Ambulances are in the news a lot right now so I’ve done a shift with a crew in Brighton and Hove so I can see what it’s like with my own eyes. Whenever I can find the time, I try to spend it with frontline staff to understand better what it takes to keep communities safer, healthier and connected.
I spent the shift with Angelique and Ben, two highly experienced paramedics with SECAM, the Ambulance service for our region. I have to say right now that having spent hours in their company zipping from one emergency to another, I’d feel very reassured if I were involved in an emergency and I saw their faces at the scene… they were just brilliant.
After touring the ambulance centre in Falmer to understand the people and technologies that go into supporting and directing their crews, I took to the road. We’d not even left the compound when the first call came in. Having travelled across town at speed (throughout the shift I never got used to shooting red lights, it just feels so wrong!) we arrived at what was a complex situation that required specialist equipment to be requested. Moving someone in pain, who is frightened, out of their home, out of a high-rise building and then transporting them to hospital was a sensitive operation done with real skill…
… Arriving at A&E was a real shock for me. A few people in recent months have described A&E as a ‘war zone’ and as soon as I walked in helping to push an unwell patient on a stretcher I realised what they mean.
Let me be clear, I’m obviously not talking about poor standards or the walking wounded, but the thing about working in areas of emergency, which I did for some years, is that you just make do and there’s always a sense of being close to the point of being overwhelmed.
The booths were full, so was a temporary area
We parked the ambulance in the emergency bay, delicately lowered the patient from the vehicle, and wheeled her into the building and I was immediately struck by the sheer number of patients in that small space. The booths with paper curtains at one end were full, and so was another temporary area with perspex dividers. So was the corridor which had patients lined up along one wall.
We looked for somewhere to settle our patient in a process akin to trying to park a car on a busy street. Sometimes we passed a space wondering ‘could I squeeze into that’. We settled back where we started, right by the entrance door.

The ambulance number was logged as we entered which triggered a time target to have the patient admitted. A little later I was shown the screen tracking all the ambulances present waiting to admit their patients. There were a couple highlighted in green, a few in amber, but most were red coloured – I didn’t need the meaning of that explained to me.
You see, a vulnerable patient being brought by ambulance to A&E needs to be monitored at all times. Someone with the right training must have ownership of their situation. So until A&E staff have the capacity to admit the patient the ambulance crew must wait by their side. This took about 45 minutes for the first patient and about an hour and a half for the next.
Ambulance crews need to wait for hours
A lot of people, perhaps a majority, of those turning up at A&E, wouldn’t be there if the right measures were in place to prevent people with minor issues being allowed to develop into chronic ones, or had swift access to community-based doctors. So A&E, the front door to hospitals, is overcrowded. That means ambulance crews need to wait for hours at the bedside of patients and that means they’re not outside able to respond to new emergencies so the time it takes to get an ambulance grows and grows.
Every person working in A&E and in our ambulance service is a hero. But bear this in mind too: the hospital wasn’t in crisis on the shift I worked, it wasn’t a particularly busy day by current standards. In fact many of the staff were a little disappointed I didn’t see it at its most challenging!
As you can imagine, going through something requiring an ambulance with blue flashing lights to arrive is pretty scary. I saw a lot of people who were so frightened about what was happening to them – having a health emergency is scary! And that’s what’s so remarkable about the people who chose to work in emergency medicine, not only are they great medics they’re also fantastic about protecting people’s dignity and caring for them too.

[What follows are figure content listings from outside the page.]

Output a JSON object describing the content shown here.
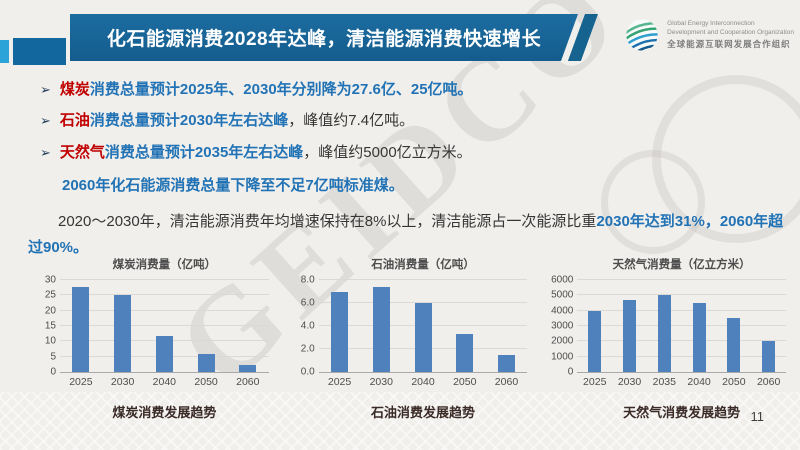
{
  "slide": {
    "title": "化石能源消费2028年达峰，清洁能源消费快速增长",
    "page_number": "11",
    "watermark": "GEIDCO"
  },
  "logo": {
    "name_en_line1": "Global Energy Interconnection",
    "name_en_line2": "Development and Cooperation Organization",
    "name_cn": "全球能源互联网发展合作组织"
  },
  "bullets": [
    {
      "marker": "➢",
      "segments": [
        {
          "text": "煤炭",
          "color": "red"
        },
        {
          "text": "消费总量预计2025年、2030年分别降为27.6亿、25亿吨。",
          "color": "blue"
        }
      ]
    },
    {
      "marker": "➢",
      "segments": [
        {
          "text": "石油",
          "color": "red"
        },
        {
          "text": "消费总量预计2030年左右达峰",
          "color": "blue"
        },
        {
          "text": "，峰值约7.4亿吨。",
          "color": "black"
        }
      ]
    },
    {
      "marker": "➢",
      "segments": [
        {
          "text": "天然气",
          "color": "red"
        },
        {
          "text": "消费总量预计2035年左右达峰",
          "color": "blue"
        },
        {
          "text": "，峰值约5000亿立方米。",
          "color": "black"
        }
      ]
    }
  ],
  "subline": "2060年化石能源消费总量下降至不足7亿吨标准煤。",
  "paragraph": {
    "segments": [
      {
        "text": "2020～2030年，清洁能源消费年均增速保持在8%以上，清洁能源占一次能源比重",
        "color": "black"
      },
      {
        "text": "2030年达到31%，2060年超过90%。",
        "color": "blue"
      }
    ]
  },
  "colors": {
    "banner_blue": "#17638f",
    "accent_light_blue": "#2ba3d8",
    "text_blue": "#2273b5",
    "text_red": "#c00000",
    "text_dark": "#363636",
    "bar": "#4f81bd"
  },
  "chart_data": [
    {
      "type": "bar",
      "title": "煤炭消费量（亿吨）",
      "caption": "煤炭消费发展趋势",
      "categories": [
        "2025",
        "2030",
        "2040",
        "2050",
        "2060"
      ],
      "values": [
        27.6,
        25,
        11.8,
        5.8,
        2.3
      ],
      "ylim": [
        0,
        30
      ],
      "yticks": [
        "0",
        "5",
        "10",
        "15",
        "20",
        "25",
        "30"
      ],
      "grid": true,
      "legend": false
    },
    {
      "type": "bar",
      "title": "石油消费量（亿吨）",
      "caption": "石油消费发展趋势",
      "categories": [
        "2025",
        "2030",
        "2040",
        "2050",
        "2060"
      ],
      "values": [
        7.0,
        7.4,
        6.0,
        3.3,
        1.5
      ],
      "ylim": [
        0,
        8
      ],
      "yticks": [
        "0.0",
        "2.0",
        "4.0",
        "6.0",
        "8.0"
      ],
      "grid": true,
      "legend": false
    },
    {
      "type": "bar",
      "title": "天然气消费量（亿立方米）",
      "caption": "天然气消费发展趋势",
      "categories": [
        "2025",
        "2030",
        "2035",
        "2040",
        "2050",
        "2060"
      ],
      "values": [
        4000,
        4700,
        5000,
        4500,
        3500,
        2000
      ],
      "ylim": [
        0,
        6000
      ],
      "yticks": [
        "0",
        "1000",
        "2000",
        "3000",
        "4000",
        "5000",
        "6000"
      ],
      "grid": true,
      "legend": false
    }
  ]
}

We must, must solve the staffing crisis
You only have to be there for a moment to see that our NHS is under huge strain and the system is clearly broken in places. We must, must solve the staffing crisis and get community health back onto its feet having been decimated by austerity and botched reforms. I’m pleased Wes Streeting, Labour’s shadow health secretary, has launched a series of fully funded proposals to tackle just this.
I learned so much from my shift with Angelique and Ben and I’m grateful that they allowed me to come out with them on a busy evening. It’ll take time to fix the mess a future Labour government will inherit, but experiences like this have given me more determination than ever to make sure we at least get the chance – every future patient and paramedic is depending on it.
More than 10,000 ambulance workers across England and Wales are taking strike action over a below-inflation 4% pay award.